Unless you're gonna use chromatography or a bulk method of zone electrophoresis, you won't be able to concentrate the DMT beyond 45%.

chromatography? electrophoresis!!?!! you sure do like doing things the hard way

The rest was NMT which is quite easy to remove from DMT

[Qhorakuna tantani]

Is it possible and practical to use an enzyme to methylate the rest? Such as tryptamine N-methyltransferase, which methylates NMT and tryptamine, whether or not its commonly available is the question or whether there is another more commonly available enzyme that will have the same effect.

[MarsOfOld]

I'm all ears. How would you separate the NMT from the DMT? Using a solvent to selectively separate them? If so, which one dissolves the one, but not the other?

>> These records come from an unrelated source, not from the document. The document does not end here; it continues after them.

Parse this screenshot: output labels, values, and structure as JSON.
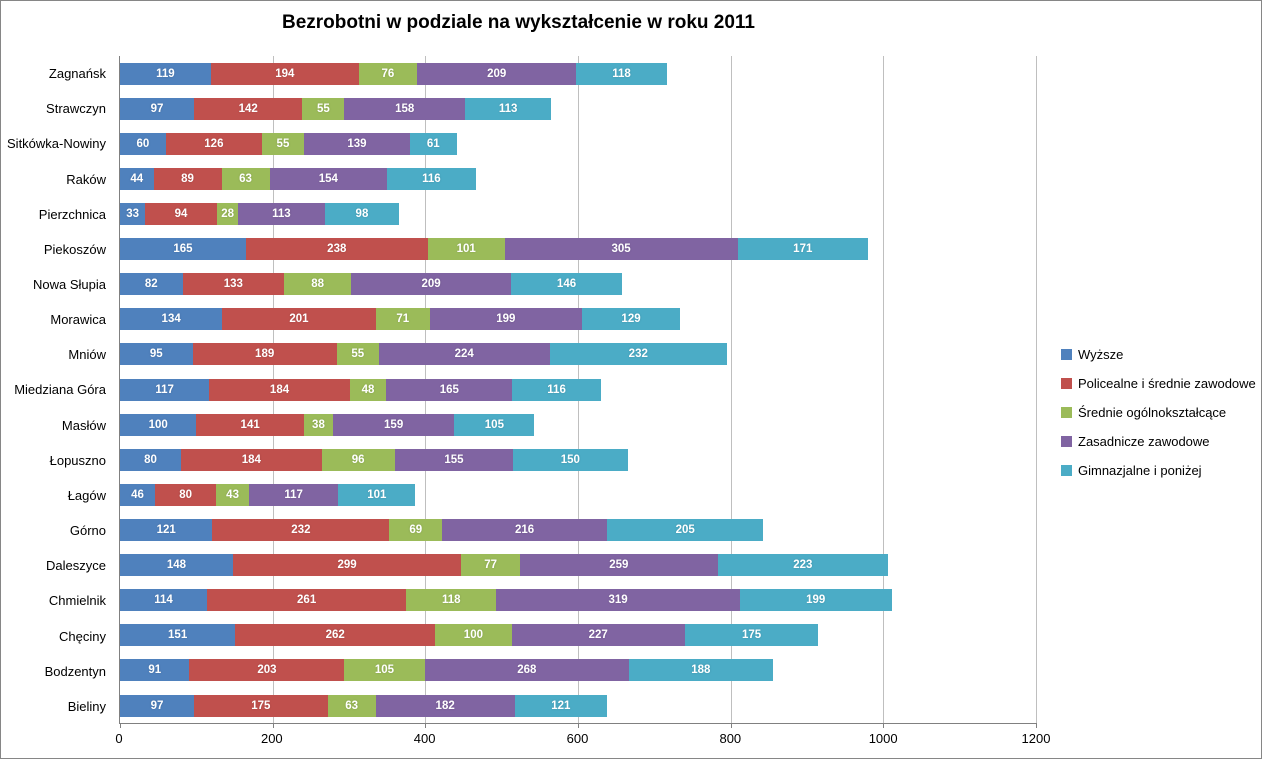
{
  "title": "Bezrobotni w podziale na wykształcenie w roku 2011",
  "chart_data": {
    "type": "bar",
    "orientation": "horizontal",
    "stacked": true,
    "title": "Bezrobotni w podziale na wykształcenie w roku 2011",
    "categories": [
      "Zagnańsk",
      "Strawczyn",
      "Sitkówka-Nowiny",
      "Raków",
      "Pierzchnica",
      "Piekoszów",
      "Nowa Słupia",
      "Morawica",
      "Mniów",
      "Miedziana Góra",
      "Masłów",
      "Łopuszno",
      "Łagów",
      "Górno",
      "Daleszyce",
      "Chmielnik",
      "Chęciny",
      "Bodzentyn",
      "Bieliny"
    ],
    "series": [
      {
        "name": "Wyższe",
        "color": "#4F81BD",
        "values": [
          119,
          97,
          60,
          44,
          33,
          165,
          82,
          134,
          95,
          117,
          100,
          80,
          46,
          121,
          148,
          114,
          151,
          91,
          97
        ]
      },
      {
        "name": "Policealne i średnie zawodowe",
        "color": "#C0504D",
        "values": [
          194,
          142,
          126,
          89,
          94,
          238,
          133,
          201,
          189,
          184,
          141,
          184,
          80,
          232,
          299,
          261,
          262,
          203,
          175
        ]
      },
      {
        "name": "Średnie ogólnokształcące",
        "color": "#9BBB59",
        "values": [
          76,
          55,
          55,
          63,
          28,
          101,
          88,
          71,
          55,
          48,
          38,
          96,
          43,
          69,
          77,
          118,
          100,
          105,
          63
        ]
      },
      {
        "name": "Zasadnicze zawodowe",
        "color": "#8064A2",
        "values": [
          209,
          158,
          139,
          154,
          113,
          305,
          209,
          199,
          224,
          165,
          159,
          155,
          117,
          216,
          259,
          319,
          227,
          268,
          182
        ]
      },
      {
        "name": "Gimnazjalne i poniżej",
        "color": "#4BACC6",
        "values": [
          118,
          113,
          61,
          116,
          98,
          171,
          146,
          129,
          232,
          116,
          105,
          150,
          101,
          205,
          223,
          199,
          175,
          188,
          121
        ]
      }
    ],
    "xlim": [
      0,
      1200
    ],
    "x_ticks": [
      0,
      200,
      400,
      600,
      800,
      1000,
      1200
    ],
    "grid": "vertical",
    "legend_position": "right",
    "data_labels": true
  }
}
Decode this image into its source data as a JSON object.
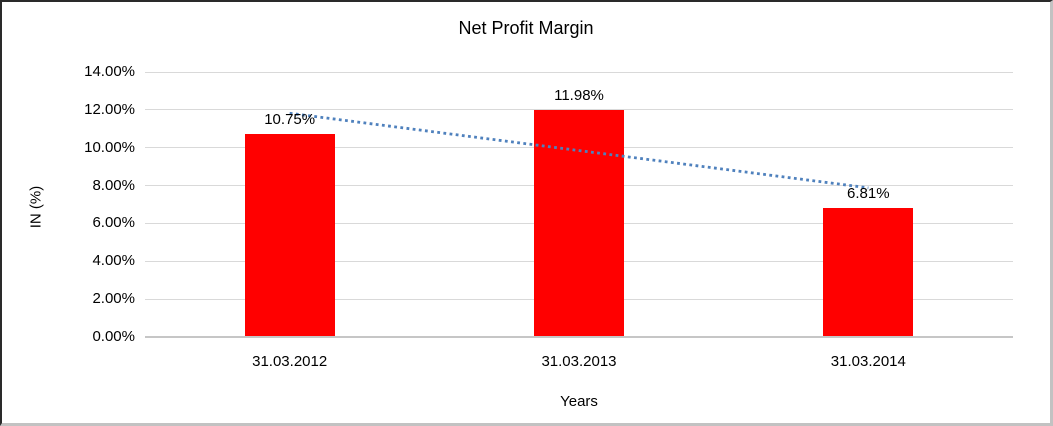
{
  "chart_data": {
    "type": "bar",
    "title": "Net Profit Margin",
    "xlabel": "Years",
    "ylabel": "IN (%)",
    "categories": [
      "31.03.2012",
      "31.03.2013",
      "31.03.2014"
    ],
    "values": [
      10.75,
      11.98,
      6.81
    ],
    "data_labels": [
      "10.75%",
      "11.98%",
      "6.81%"
    ],
    "y_ticks": [
      {
        "value": 0,
        "label": "0.00%"
      },
      {
        "value": 2,
        "label": "2.00%"
      },
      {
        "value": 4,
        "label": "4.00%"
      },
      {
        "value": 6,
        "label": "6.00%"
      },
      {
        "value": 8,
        "label": "8.00%"
      },
      {
        "value": 10,
        "label": "10.00%"
      },
      {
        "value": 12,
        "label": "12.00%"
      },
      {
        "value": 14,
        "label": "14.00%"
      }
    ],
    "ylim": [
      0,
      14
    ],
    "grid": true,
    "legend": "none",
    "bar_color": "#FF0000",
    "trendline": {
      "type": "linear",
      "style": "dotted",
      "color": "#4F81BD",
      "fit_values": [
        11.82,
        9.85,
        7.88
      ]
    }
  },
  "colors": {
    "gridline": "#D9D9D9",
    "axis_line": "#C6C6C6",
    "background": "#FFFFFF",
    "text": "#000000"
  }
}
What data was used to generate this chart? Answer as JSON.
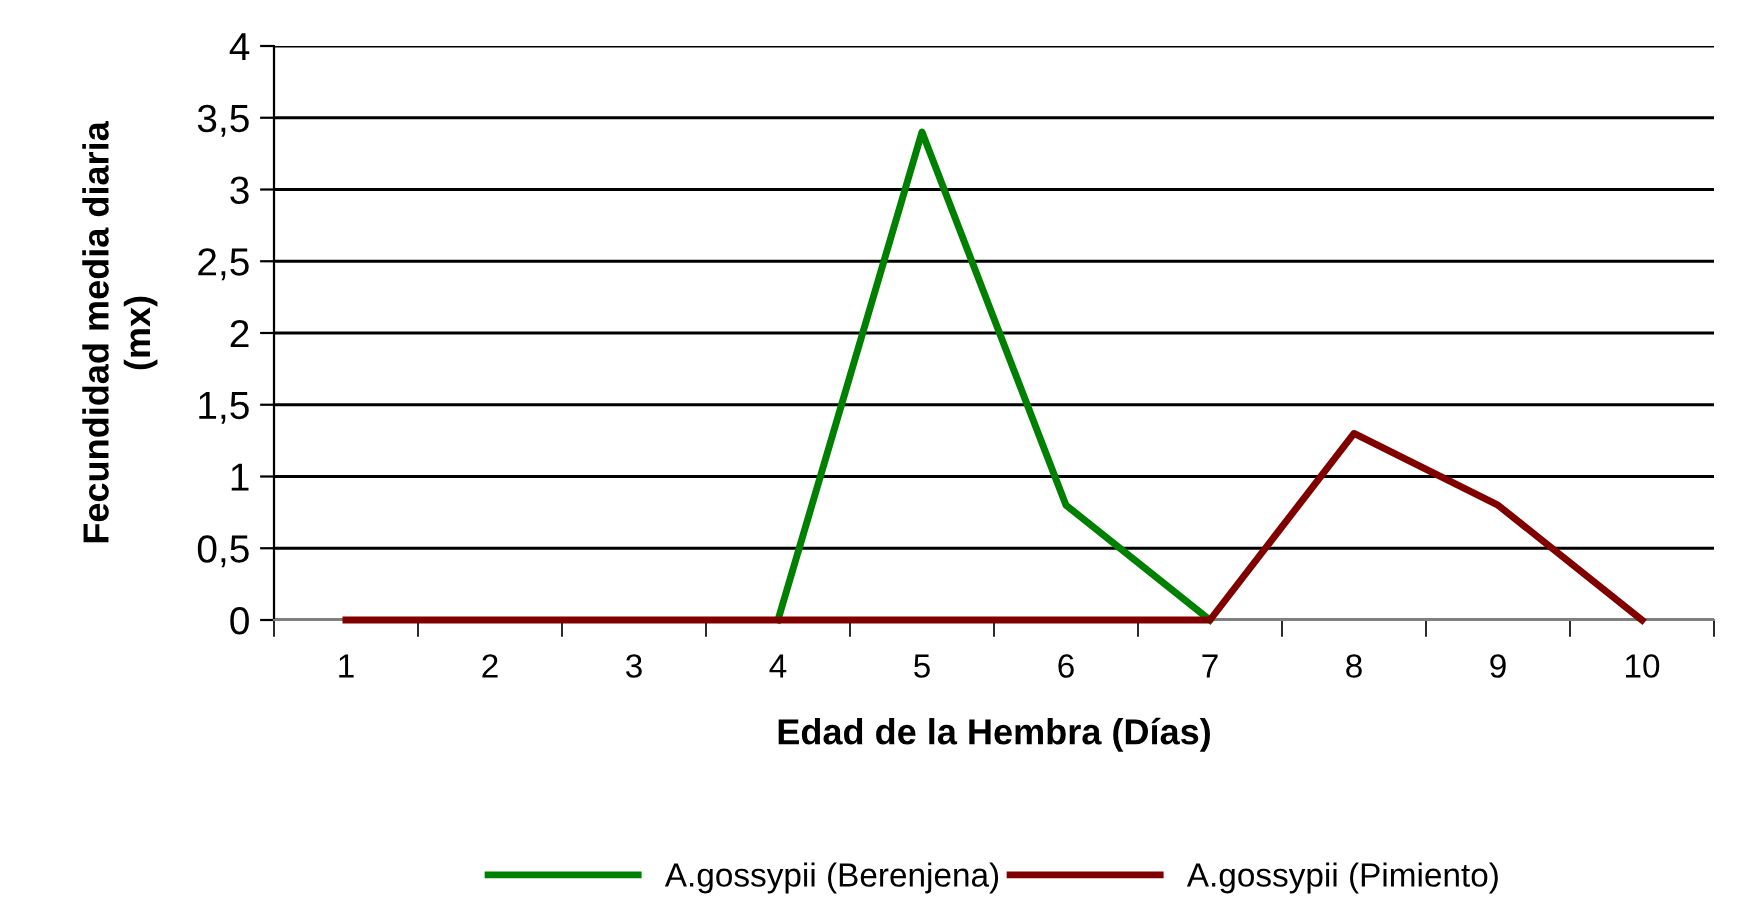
{
  "chart_data": {
    "type": "line",
    "xlabel": "Edad de la Hembra (Días)",
    "ylabel": "Fecundidad media diaria\n(mx)",
    "categories": [
      "1",
      "2",
      "3",
      "4",
      "5",
      "6",
      "7",
      "8",
      "9",
      "10"
    ],
    "series": [
      {
        "name": "A.gossypii (Berenjena)",
        "color": "#008000",
        "values": [
          null,
          null,
          null,
          0,
          3.4,
          0.8,
          0,
          null,
          null,
          null
        ]
      },
      {
        "name": "A.gossypii (Pimiento)",
        "color": "#800000",
        "values": [
          0,
          0,
          0,
          0,
          0,
          0,
          0,
          1.3,
          0.8,
          0
        ]
      }
    ],
    "ylim": [
      0,
      4
    ],
    "yticks": [
      0,
      {
        "value": 0.5,
        "label": "0,5"
      },
      1,
      {
        "value": 1.5,
        "label": "1,5"
      },
      2,
      {
        "value": 2.5,
        "label": "2,5"
      },
      3,
      {
        "value": 3.5,
        "label": "3,5"
      },
      4
    ],
    "grid": "y",
    "legend": "bottom",
    "marker": "none",
    "line_style": "solid"
  }
}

chromatography? electrophoresis!!?!! you sure do like doing things the hard way

The rest was NMT which is quite easy to remove from DMT

[teonanacatl]

NMT has a N-H bond which DMT doesnt have thus can act as a hydrogen bond donor, thus recrystallisation from a somwhat polar solvent would THEORETICALLY work, ie acetone. Even recrystallisation from hexane may purify it. If you have access to acetic anhydride then that will react with NMT to give an amide which is non basic and so can be separated. A friend of mine told me about a dream where he ran TLC on some DMT extracted from acacia and only got two spots, one corresponds to the oxidation product and the other to DMT, whether the DMT and NMT didnt separate I dont know though that shouldnt be hard to work out.